Now let’s take a look at the observed data…
Oops! That doesn’t look right, does it? The problem here is the offset. Some age groups have many more policyholders than others and they all have more than 1, which is what we set the offset to for the predictions. This is a more extreme version of the problem we had the with the linear model previously, so let’s use the same solution: partial residuals.
Now we’re getting somewhere. The only difficulty in interpreting this
is the overlapping points. Let’s use the jitter
argument to
add a random bit of noise to each observation so we can see just how
many points there are more clearly.
Because I didn’t want to alter the height of the points, I provided a
vector with both 0.1 (referring to the horizontal position) and 0
(referring to the vertical position) to the jitter
argument.
These methods don’t work as clearly when the predictor isn’t
continuous. Luckily, effect_plot
automatically handles such
cases and offers a number of options for visualizing effects of
categorical predictors.
Using our first example, predicting gas mileage, let’s focus on the class of car as predictor.
We can clearly see how diesel (“d”) is associated with the best mileage by far and ethanol (“e”) the worst by a little bit.
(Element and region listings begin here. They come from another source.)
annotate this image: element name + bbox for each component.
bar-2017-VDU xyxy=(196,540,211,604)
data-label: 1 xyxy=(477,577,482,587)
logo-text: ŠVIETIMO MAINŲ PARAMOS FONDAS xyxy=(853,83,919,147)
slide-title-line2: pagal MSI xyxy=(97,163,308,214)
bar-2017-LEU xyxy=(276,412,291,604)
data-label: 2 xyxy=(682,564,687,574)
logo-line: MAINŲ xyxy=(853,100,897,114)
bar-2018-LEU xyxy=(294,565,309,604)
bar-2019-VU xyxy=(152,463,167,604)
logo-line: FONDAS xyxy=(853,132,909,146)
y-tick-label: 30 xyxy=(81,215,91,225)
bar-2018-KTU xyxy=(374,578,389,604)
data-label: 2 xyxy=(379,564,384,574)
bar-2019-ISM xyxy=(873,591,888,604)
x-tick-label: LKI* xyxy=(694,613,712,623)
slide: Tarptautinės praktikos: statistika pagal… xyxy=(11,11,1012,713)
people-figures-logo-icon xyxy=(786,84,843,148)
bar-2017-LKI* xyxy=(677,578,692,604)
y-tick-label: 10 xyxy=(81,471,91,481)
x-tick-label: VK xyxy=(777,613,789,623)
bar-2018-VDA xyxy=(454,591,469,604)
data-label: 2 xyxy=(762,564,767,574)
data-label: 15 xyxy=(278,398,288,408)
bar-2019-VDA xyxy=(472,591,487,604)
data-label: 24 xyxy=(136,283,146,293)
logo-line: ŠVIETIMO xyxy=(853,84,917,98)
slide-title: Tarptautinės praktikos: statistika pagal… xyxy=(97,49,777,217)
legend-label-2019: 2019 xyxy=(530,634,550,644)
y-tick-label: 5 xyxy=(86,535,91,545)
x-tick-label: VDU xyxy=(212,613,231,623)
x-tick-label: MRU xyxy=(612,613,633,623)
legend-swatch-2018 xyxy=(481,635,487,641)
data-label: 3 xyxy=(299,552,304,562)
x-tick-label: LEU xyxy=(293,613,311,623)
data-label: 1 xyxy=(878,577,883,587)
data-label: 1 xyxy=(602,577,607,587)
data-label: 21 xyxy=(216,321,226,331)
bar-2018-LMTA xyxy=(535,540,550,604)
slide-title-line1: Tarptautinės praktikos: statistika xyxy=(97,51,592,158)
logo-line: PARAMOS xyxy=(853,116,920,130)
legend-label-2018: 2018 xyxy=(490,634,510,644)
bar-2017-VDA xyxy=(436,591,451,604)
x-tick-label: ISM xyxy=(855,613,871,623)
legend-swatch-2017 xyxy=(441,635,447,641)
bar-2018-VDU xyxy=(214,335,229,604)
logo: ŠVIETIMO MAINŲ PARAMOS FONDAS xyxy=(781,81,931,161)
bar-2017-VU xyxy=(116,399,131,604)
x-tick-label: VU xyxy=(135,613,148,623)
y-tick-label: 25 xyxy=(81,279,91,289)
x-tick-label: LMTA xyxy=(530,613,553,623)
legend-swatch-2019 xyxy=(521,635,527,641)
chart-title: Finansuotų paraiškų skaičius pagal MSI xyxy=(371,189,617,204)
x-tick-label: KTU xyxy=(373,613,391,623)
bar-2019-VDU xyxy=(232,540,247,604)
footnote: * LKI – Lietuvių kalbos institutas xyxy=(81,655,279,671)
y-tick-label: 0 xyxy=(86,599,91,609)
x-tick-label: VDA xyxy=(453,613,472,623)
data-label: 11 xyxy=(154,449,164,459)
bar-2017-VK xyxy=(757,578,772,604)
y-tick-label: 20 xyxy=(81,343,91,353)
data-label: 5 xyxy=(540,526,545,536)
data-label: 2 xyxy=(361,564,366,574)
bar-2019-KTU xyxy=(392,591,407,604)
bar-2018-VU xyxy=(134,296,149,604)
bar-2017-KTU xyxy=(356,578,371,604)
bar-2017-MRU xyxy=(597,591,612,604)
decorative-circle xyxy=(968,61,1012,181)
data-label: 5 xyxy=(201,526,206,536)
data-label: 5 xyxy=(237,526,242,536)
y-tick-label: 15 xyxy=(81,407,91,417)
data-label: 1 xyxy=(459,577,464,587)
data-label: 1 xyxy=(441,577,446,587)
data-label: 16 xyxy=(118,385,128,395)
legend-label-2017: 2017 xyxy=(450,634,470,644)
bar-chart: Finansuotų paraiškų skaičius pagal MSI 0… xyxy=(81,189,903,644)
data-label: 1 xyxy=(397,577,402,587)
You can plot the observed data in these types of plots as well:
These seem a bit far off from the predictions. Let’s see if the partial residuals are a little more in line with expectations.
Now things make a little more sense and you can see the range of possibilities within each category after accounting for model year and so on. Diesel in particular seems have too few and too spaced out observations to take overly seriously.
Let’s also look at the bacteria example, using treatment type as the predictor of interest.
Now we can see that receiving the drug is clearly superior to placebo, but the drug plus encouragement is not only no better than the drug alone, it’s hardly better than placebo. Of course, we can also tell that the confidence intervals are fairly wide, so I won’t say that these data tell us anything definitively besides the superiority of the drug over placebo.
You may also want to use lines to convey the ordered nature of this predictor.